For twelve years (1862 - 73) he served on the staff of the Cincinnati Hospital and during the Civil War he was an assistant surgeon in the United States Marine Hospital in Cincinnati.
He was compelled to give up his practice and teaching by an organic disease of the brain, which caused his death at the home of a friend in Hazelwood, Pennsylvania.
Achievements
Elkanah was one of the first in America to make use of the ophthalmoscope.

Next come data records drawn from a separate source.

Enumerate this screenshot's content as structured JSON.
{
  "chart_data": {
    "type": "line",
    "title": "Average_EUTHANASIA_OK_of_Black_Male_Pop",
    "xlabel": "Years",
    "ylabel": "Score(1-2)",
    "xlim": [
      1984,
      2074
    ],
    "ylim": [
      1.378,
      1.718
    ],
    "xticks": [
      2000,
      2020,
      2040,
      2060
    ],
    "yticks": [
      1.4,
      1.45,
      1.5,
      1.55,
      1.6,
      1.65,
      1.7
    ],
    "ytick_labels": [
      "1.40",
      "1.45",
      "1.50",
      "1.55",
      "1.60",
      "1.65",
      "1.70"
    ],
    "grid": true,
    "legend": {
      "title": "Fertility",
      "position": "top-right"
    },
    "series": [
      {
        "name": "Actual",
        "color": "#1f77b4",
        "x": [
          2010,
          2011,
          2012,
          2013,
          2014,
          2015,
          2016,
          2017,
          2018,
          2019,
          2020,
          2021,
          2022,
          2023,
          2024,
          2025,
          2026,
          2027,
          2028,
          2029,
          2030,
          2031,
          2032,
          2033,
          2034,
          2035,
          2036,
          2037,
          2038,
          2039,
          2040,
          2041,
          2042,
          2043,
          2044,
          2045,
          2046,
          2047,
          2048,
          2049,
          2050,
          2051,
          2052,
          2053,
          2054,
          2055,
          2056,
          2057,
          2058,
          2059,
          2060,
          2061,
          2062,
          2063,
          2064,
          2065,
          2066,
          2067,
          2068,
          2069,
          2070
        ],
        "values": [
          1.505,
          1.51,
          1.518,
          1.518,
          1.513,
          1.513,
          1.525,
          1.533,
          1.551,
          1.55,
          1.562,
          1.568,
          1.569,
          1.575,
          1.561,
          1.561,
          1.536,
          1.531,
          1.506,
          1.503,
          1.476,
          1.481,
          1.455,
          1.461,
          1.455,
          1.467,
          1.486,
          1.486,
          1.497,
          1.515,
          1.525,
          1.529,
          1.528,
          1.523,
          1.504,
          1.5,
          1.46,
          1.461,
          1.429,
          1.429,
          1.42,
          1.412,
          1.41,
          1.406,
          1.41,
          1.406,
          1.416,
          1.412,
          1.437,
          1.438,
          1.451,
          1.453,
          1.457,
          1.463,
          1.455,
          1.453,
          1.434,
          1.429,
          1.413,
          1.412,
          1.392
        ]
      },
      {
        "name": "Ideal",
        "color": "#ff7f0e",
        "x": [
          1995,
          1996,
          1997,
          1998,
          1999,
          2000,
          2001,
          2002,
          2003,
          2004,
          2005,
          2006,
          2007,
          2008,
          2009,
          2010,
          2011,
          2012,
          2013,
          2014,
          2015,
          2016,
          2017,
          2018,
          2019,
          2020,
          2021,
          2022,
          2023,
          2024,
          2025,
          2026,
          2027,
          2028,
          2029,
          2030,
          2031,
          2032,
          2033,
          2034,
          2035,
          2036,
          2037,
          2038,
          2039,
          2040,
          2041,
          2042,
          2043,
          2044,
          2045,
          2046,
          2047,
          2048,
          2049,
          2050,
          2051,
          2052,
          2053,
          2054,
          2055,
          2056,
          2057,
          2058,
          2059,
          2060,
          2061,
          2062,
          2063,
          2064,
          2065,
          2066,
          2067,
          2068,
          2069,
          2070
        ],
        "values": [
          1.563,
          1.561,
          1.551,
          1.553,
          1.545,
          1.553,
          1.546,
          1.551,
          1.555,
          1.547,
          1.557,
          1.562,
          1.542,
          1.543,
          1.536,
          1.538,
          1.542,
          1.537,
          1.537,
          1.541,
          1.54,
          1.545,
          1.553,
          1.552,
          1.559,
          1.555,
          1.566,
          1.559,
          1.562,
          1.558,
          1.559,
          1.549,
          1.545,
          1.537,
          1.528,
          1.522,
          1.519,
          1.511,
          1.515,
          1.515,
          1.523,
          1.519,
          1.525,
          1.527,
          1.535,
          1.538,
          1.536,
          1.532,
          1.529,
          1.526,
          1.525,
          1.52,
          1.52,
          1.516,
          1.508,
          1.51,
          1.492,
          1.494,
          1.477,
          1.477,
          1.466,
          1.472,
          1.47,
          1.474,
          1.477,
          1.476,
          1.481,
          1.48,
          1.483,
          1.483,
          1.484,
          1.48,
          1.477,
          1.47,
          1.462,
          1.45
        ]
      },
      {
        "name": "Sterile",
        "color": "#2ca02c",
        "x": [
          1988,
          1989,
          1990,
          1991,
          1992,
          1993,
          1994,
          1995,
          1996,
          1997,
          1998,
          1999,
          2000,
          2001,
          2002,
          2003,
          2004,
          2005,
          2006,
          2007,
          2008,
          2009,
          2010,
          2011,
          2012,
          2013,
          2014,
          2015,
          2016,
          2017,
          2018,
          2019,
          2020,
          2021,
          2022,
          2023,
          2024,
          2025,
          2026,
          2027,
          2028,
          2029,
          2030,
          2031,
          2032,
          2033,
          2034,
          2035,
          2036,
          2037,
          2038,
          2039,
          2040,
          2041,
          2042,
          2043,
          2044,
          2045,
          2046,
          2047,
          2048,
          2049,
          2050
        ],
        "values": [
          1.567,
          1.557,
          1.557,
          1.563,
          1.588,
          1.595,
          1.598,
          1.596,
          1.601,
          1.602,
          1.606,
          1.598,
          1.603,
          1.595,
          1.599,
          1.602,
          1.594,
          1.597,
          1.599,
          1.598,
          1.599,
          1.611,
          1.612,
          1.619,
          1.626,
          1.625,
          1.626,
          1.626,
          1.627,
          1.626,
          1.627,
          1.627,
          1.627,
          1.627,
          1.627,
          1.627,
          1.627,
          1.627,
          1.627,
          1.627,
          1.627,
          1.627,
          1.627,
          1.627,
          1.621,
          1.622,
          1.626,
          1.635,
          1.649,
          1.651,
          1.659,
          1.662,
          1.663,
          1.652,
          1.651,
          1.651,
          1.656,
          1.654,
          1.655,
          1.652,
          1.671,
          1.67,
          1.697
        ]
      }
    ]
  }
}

He also contributed "Injuries and Diseases of the Eyes and Their Appendages" to John Ashhurst's International Encyclopedia of Surgery.
Membership
He was a member and one time president (1876) of the American Ophthalmological Society and a member of the American Otological Society. He was made an honorary member of the Ophthalmological Society of Great Britain in 1884.
Personality
He was a large man of jovial appearance, with a disposition full of spontaneous generosity and affection. These characteristics, with a ready conversational ability, made him conspicuous and popular in any company of which he was a member.
Connections
He was twice married: first, in December 1847, to Sarah L. Farmer of Bedford, Indiana, who died in 1851; second, on April 7, 1857, to Sarah B. McGrew, who survived him.